Ernährung & Verhalten
Nahrung Brutzeit
Rein herbivor: Gräser, Kräuter, Wurzeln und Triebe von Wasserpflanzen.
Nahrung Winter
Wintergetreide, Raps, Maiskörner auf Stoppelfeldern, Rübenreste und Gräser.
Nahrungserwerb
Grasen auf Landflächen, Gründeln im flachen Wasser, Ausgraben von Wurzeln und Knollen.
Jagdstrategie
Herbivorer Weidegänger; sucht Nahrung am Boden oder in der Flachwasserzone.
Sozialverhalten
Sehr gesellig; außerhalb der Brutzeit in großen Trupps organisiert.
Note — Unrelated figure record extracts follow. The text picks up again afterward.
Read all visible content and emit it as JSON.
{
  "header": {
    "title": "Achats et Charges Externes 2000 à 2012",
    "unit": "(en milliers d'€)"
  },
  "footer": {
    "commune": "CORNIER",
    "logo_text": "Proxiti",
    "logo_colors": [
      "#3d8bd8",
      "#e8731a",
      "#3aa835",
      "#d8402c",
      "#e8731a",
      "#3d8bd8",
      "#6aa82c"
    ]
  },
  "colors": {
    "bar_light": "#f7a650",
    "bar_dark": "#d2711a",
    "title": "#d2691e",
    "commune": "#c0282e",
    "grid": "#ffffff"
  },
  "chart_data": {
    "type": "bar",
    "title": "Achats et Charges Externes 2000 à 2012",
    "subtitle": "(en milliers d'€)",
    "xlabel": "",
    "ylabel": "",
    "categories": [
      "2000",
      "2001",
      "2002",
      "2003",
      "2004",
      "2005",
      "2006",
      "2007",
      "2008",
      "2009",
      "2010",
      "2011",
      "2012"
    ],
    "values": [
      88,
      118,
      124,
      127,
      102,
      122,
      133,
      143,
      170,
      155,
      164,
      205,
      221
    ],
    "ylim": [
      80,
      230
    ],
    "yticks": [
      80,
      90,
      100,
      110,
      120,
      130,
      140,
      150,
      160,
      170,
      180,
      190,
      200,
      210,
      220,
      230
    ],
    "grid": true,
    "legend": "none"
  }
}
Geht lebenslange Monogamie ein.
Schwarmverhalten
Bildung von V-Formationen im Flug zur Energieersparnis; koordinierte Wachsamkeit innerhalb der Gruppe bei der Nahrungssuche.
Schutz & Bedrohung
Hauptbedrohungen
Lebensraumverlust durch Entwässerung von Feuchtgebieten, Störungen an Brutplätzen durch Freizeitaktivitäten, illegale Bejagung.
Bestandstrend
Zunehmend; seit den 1970er Jahren starke Bestandszunahme und Arealausweitung in Mitteleuropa.
Schutzmaßnahmen
Schutz und Renaturierung von Feuchtgebieten, Management von Jagdzeiten, Einrichtung von störungsfreien Ruhezonen.